Here's what you need to know:

1. London-based health and life insurance company Vitality monitors customers' overall health based on factors like blood pressure, exercise and self-reported happiness. These customers receive incentives, like premium reductions, based on healthy choices they make — which are tracked through purchases and wearable devices.

2. Zurich, Switzerland-based reinsurance company Swiss Re has invested in, a startup that encourages consumers to provide personal data — for example, from social media channels — to receive individualized deals from various businesses.

3. Social media monitoring does not play a role in Swiss Re's overall business model because, according to Reuters, the company would need ethical checks to ensure consent. However, research has suggested that positive tweets are associated with health outcomes, like a reduced risk of heart disease, suggesting this analysis might one day take on a larger role in insurance programs.
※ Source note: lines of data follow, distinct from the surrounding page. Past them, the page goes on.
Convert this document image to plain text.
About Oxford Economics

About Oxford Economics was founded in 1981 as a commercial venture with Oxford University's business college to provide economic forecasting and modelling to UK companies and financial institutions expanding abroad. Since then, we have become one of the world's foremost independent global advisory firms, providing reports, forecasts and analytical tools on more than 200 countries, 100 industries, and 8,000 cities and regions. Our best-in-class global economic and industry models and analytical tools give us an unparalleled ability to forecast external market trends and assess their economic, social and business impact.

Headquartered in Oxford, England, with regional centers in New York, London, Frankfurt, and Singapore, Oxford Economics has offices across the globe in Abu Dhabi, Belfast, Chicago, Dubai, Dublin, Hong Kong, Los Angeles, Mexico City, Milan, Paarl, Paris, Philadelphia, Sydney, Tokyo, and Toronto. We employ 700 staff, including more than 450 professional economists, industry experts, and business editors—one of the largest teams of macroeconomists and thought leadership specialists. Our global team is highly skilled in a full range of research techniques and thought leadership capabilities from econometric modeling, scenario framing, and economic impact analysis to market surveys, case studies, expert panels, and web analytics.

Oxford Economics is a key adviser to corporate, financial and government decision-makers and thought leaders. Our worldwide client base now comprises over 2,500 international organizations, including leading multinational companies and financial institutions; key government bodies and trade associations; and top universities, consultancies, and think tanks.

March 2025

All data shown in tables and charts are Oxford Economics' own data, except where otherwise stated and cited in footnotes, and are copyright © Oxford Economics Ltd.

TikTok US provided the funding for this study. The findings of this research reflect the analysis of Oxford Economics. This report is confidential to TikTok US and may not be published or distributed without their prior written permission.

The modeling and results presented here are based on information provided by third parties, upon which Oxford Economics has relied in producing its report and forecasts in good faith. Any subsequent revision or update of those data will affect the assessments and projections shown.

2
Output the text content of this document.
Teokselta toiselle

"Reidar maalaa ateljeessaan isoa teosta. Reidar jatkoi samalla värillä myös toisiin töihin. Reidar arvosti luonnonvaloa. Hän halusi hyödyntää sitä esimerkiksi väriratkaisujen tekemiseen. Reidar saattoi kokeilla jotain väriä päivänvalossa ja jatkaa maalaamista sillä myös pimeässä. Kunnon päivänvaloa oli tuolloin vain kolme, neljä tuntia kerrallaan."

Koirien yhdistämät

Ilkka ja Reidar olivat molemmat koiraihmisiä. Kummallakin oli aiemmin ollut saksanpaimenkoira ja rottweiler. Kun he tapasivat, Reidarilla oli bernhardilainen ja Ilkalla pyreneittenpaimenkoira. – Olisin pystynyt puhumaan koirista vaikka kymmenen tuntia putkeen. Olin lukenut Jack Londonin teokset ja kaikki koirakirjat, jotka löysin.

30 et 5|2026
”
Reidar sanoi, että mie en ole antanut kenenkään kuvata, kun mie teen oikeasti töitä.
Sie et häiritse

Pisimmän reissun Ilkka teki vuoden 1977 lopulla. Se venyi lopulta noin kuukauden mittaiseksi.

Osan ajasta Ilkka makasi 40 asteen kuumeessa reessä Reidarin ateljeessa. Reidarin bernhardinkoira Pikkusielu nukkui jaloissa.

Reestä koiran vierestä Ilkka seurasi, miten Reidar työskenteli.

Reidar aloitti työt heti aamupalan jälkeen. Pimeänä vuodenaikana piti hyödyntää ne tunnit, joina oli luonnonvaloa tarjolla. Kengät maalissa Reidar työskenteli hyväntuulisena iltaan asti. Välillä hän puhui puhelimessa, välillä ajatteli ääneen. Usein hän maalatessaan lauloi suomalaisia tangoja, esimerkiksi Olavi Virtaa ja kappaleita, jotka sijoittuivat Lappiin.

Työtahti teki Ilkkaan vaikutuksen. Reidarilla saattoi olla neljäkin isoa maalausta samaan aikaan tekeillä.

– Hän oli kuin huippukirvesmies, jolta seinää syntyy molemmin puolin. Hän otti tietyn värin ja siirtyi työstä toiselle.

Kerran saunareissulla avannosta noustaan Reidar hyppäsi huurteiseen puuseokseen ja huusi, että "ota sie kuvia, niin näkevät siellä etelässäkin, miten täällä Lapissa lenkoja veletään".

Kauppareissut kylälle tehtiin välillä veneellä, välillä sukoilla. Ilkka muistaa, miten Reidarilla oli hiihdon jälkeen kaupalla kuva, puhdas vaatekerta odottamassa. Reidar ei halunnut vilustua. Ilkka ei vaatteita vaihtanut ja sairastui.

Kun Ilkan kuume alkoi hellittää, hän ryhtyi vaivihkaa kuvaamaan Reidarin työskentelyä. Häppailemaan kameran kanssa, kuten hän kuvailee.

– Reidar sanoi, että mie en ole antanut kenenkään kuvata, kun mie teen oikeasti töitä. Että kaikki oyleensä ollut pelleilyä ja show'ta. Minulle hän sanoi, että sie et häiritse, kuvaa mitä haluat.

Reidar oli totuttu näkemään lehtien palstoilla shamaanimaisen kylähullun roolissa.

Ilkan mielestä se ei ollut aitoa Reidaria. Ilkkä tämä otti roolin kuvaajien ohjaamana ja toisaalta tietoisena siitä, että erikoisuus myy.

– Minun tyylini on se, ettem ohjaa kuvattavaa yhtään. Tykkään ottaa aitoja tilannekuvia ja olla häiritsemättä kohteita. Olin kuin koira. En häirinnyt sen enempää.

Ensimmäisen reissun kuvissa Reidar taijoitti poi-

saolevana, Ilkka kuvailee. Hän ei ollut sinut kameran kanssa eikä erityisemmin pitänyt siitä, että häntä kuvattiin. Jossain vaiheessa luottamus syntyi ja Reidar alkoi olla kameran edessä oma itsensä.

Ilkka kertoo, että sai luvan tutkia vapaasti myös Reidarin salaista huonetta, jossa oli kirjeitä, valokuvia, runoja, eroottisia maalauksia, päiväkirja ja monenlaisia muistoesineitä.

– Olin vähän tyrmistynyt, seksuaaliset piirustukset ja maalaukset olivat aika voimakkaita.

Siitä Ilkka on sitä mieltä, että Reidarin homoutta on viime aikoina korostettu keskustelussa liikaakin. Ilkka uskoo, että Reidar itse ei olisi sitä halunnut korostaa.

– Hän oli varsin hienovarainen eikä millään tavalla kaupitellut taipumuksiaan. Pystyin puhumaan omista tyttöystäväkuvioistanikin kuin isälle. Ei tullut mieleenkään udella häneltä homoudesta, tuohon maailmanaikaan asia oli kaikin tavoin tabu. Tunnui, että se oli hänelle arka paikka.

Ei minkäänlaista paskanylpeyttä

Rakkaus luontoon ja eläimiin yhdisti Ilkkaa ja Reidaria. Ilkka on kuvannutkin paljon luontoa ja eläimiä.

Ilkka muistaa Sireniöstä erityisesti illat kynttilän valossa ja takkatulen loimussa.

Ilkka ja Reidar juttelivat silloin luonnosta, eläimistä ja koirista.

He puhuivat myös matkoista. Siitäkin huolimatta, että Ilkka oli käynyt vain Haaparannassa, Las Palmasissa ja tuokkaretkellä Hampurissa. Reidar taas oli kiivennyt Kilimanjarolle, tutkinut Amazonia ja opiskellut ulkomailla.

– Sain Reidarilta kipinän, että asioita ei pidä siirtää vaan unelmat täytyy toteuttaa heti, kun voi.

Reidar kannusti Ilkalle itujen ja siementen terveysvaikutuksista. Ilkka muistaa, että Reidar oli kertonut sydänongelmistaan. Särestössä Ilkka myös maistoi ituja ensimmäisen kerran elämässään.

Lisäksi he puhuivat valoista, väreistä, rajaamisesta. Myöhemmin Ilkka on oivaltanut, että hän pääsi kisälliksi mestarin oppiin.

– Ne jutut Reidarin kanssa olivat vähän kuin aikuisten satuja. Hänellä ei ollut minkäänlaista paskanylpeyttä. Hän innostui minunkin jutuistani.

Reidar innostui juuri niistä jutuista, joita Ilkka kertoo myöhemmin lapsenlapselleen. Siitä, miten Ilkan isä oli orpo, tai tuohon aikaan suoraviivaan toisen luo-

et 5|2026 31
4. Critics of these personalized programs argue that they not only have the potential to infringe on customers' privacy, but that individualized pricing undermines the risk-sharing principle of insurance. These critics worry that personalized premiums may lead to significant rate hikes, or even coverage denial, for some customers.

"In a relatively short period of time, maybe a few years, most of the major insurers will have integrated lessons from behavioral research," Daniel Ryan, head of digital analytics catalysts for Swiss Re, told Reuters. "Undoubtedly, it will lead to a different interaction between insurer and policyholders."